DESPERATION JOBS – Part II
After a year working with James and his wife on their community newspapers, published in Northeast Los Angeles, I had reached my limit on dealing with incompetence, lying and perpetual drama. Admittedly, there was something fun about putting together the papers that had kept me there for as long as I had. Mostly it was that I could do what I wanted in terms of design. They were so grateful that someone had made their product look professional, that they let me call the shots in terms of design. Plus, they had somehow managed to hire a smart, efficient editor, Mindy, with whom I enjoyed working and commiserating. Additionally, I could do it all from my own home. However, Mindy alone wasn’t enough to get me to cope eternally with their utter lack of professionalism. When their antics reached a crescendo, this past winter (see Community Characters) I finally ran for sanity.
Since my regular freelance employer had been laying-off long-time employees I knew I couldn’t count on getting calls from them, so I was forced to find something else to tide me over. What I found was a job at a publication called Below the Line. BTL is a trade paper, like Variety, for “below the line” movie talent. Instead of headshots and news blurbs about the latest producer or director to make a deal in Hollywood — the stuff that fills Variety and the Hollywood Reporter — BTL features headshots of and blurbs about the latest cinematographer or set decorator to sign on to a film or TV show. It was not scintillating stuff, but not utterly offensive either.
The ad to which I had responded called for a newspaper layout artist to put together a monthly paper.
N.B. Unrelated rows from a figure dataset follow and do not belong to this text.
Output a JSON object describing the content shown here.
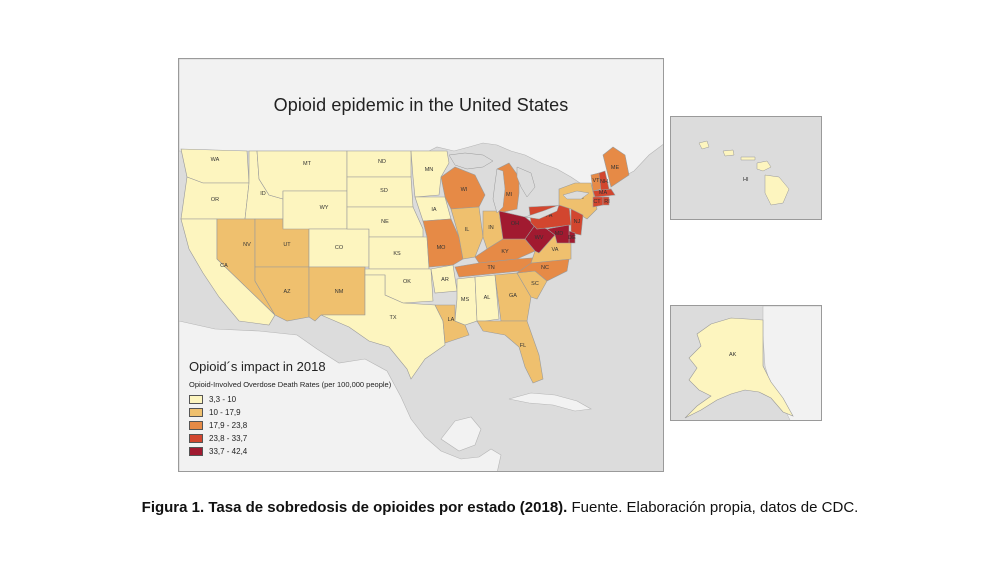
{
  "map": {
    "title": "Opioid epidemic in the United States",
    "colors": {
      "water": "#dcdcdc",
      "land_other": "#f2f2f2",
      "border": "#9a9a9a"
    }
  },
  "legend": {
    "title": "Opioid´s impact in 2018",
    "subtitle": "Opioid-Involved Overdose Death Rates (per 100,000 people)",
    "items": [
      {
        "label": "3,3 - 10",
        "color": "#fdf5bf"
      },
      {
        "label": "10 - 17,9",
        "color": "#efc06e"
      },
      {
        "label": "17,9 - 23,8",
        "color": "#e68a46"
      },
      {
        "label": "23,8 - 33,7",
        "color": "#d2462f"
      },
      {
        "label": "33,7 - 42,4",
        "color": "#a11a30"
      }
    ]
  },
  "states": [
    {
      "abbr": "WA",
      "bin": 0
    },
    {
      "abbr": "OR",
      "bin": 0
    },
    {
      "abbr": "CA",
      "bin": 0
    },
    {
      "abbr": "ID",
      "bin": 0
    },
    {
      "abbr": "NV",
      "bin": 1
    },
    {
      "abbr": "UT",
      "bin": 1
    },
    {
      "abbr": "AZ",
      "bin": 1
    },
    {
      "abbr": "MT",
      "bin": 0
    },
    {
      "abbr": "WY",
      "bin": 0
    },
    {
      "abbr": "CO",
      "bin": 0
    },
    {
      "abbr": "NM",
      "bin": 1
    },
    {
      "abbr": "ND",
      "bin": 0
    },
    {
      "abbr": "SD",
      "bin": 0
    },
    {
      "abbr": "NE",
      "bin": 0
    },
    {
      "abbr": "KS",
      "bin": 0
    },
    {
      "abbr": "OK",
      "bin": 0
    },
    {
      "abbr": "TX",
      "bin": 0
    },
    {
      "abbr": "MN",
      "bin": 0
    },
    {
      "abbr": "IA",
      "bin": 0
    },
    {
      "abbr": "MO",
      "bin": 2
    },
    {
      "abbr": "AR",
      "bin": 0
    },
    {
      "abbr": "LA",
      "bin": 1
    },
    {
      "abbr": "WI",
      "bin": 2
    },
    {
      "abbr": "IL",
      "bin": 1
    },
    {
      "abbr": "MI",
      "bin": 2
    },
    {
      "abbr": "IN",
      "bin": 1
    },
    {
      "abbr": "KY",
      "bin": 2
    },
    {
      "abbr": "TN",
      "bin": 2
    },
    {
      "abbr": "MS",
      "bin": 0
    },
    {
      "abbr": "AL",
      "bin": 0
    },
    {
      "abbr": "GA",
      "bin": 1
    },
    {
      "abbr": "FL",
      "bin": 1
    },
    {
      "abbr": "SC",
      "bin": 1
    },
    {
      "abbr": "NC",
      "bin": 2
    },
    {
      "abbr": "VA",
      "bin": 1
    },
    {
      "abbr": "WV",
      "bin": 4
    },
    {
      "abbr": "OH",
      "bin": 4
    },
    {
      "abbr": "PA",
      "bin": 3
    },
    {
      "abbr": "NY",
      "bin": 1
    },
    {
      "abbr": "VT",
      "bin": 2
    },
    {
      "abbr": "NH",
      "bin": 3
    },
    {
      "abbr": "ME",
      "bin": 2
    },
    {
      "abbr": "MA",
      "bin": 3
    },
    {
      "abbr": "CT",
      "bin": 3
    },
    {
      "abbr": "RI",
      "bin": 3
    },
    {
      "abbr": "NJ",
      "bin": 3
    },
    {
      "abbr": "DE",
      "bin": 4
    },
    {
      "abbr": "MD",
      "bin": 4
    },
    {
      "abbr": "HI",
      "bin": 0
    },
    {
      "abbr": "AK",
      "bin": 0
    }
  ],
  "caption": {
    "bold": "Figura 1. Tasa de sobredosis de opioides por estado (2018).",
    "normal": " Fuente. Elaboración propia, datos de CDC."
  }
}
As a part-time gig it seemed like it would provide enough money to pay the bills and leave me time for more lucrative freelancing besides. I suppose I should have been tipped off to what the situation would be like on the day of my interview. I knew that the office was in a garage next to the house. Though, the garage-office-thing is a sure sign that there are no benefits being offered, the poverty it implies does not necessarily rule out the possibility that working there could pay the bills and provide some laughs until one’s ship comes in.
My vision of a pristine guest-house-like garage filled with semi-professional workers was dispelled as I fought my way up the driveway through the cast-off bicycles, scooters, plastic armor, stacks of undistributed papers, dozens of trash barrels, random pieces of lumber and oil-oozing SUVs. I met Patrick, a long-haired, fun-looking guy in said driveway and he led me in though the filthy (rat-infested, I later discovered) garage filled with a startling amount of people and into the messy back yard where we sat down at a moldering picnic bench to talk about the job.
My experience with the term “layout artist” had been that it means one puts together previously collected pieces of a publication using guidelines already established. However, the day I began working I found out that there were few guidelines, and that it was also my job to find most of the artwork to go with the stories. That, by itself wouldn’t have been so bad, but I had negotiated my pay rate based on the standard I had imagined, and this was going to be a lot more work than I’d bargained for.
It wasn’t just that there was more work to do than I’d thought; it was that there was no system in place to make the gathering of art simple, or even efficient. In fact, even when I found artwork, it would often be the wrong artwork because stories never came in until after deadline and once they arrived would announce entirely different needs than the ones the editor and I had imagined. There was no system for informing me what was really needed, the top editor lived 3,000 miles away and was seemingly uninterested in the paper and, in general, the work itself resembled the workplace in its utter lack of organization. On top of that, the print deadlines for the paper were different every month and even those kept changing. Patrick had no compunction about putting out an April issue in May if it suited him.
I learned all of this on the first day and found myself crying on the way to work by the second. Not an auspicious sign. Still, I’d quit James’ paper and had to carry on until I found something else. I managed to put out the first issue two days past deadline, working until 11p.m. and jumping every time I’d hear a rat in the rafters threatening to leap down onto my shoulders.
I informed Patrick that I was quitting the next day.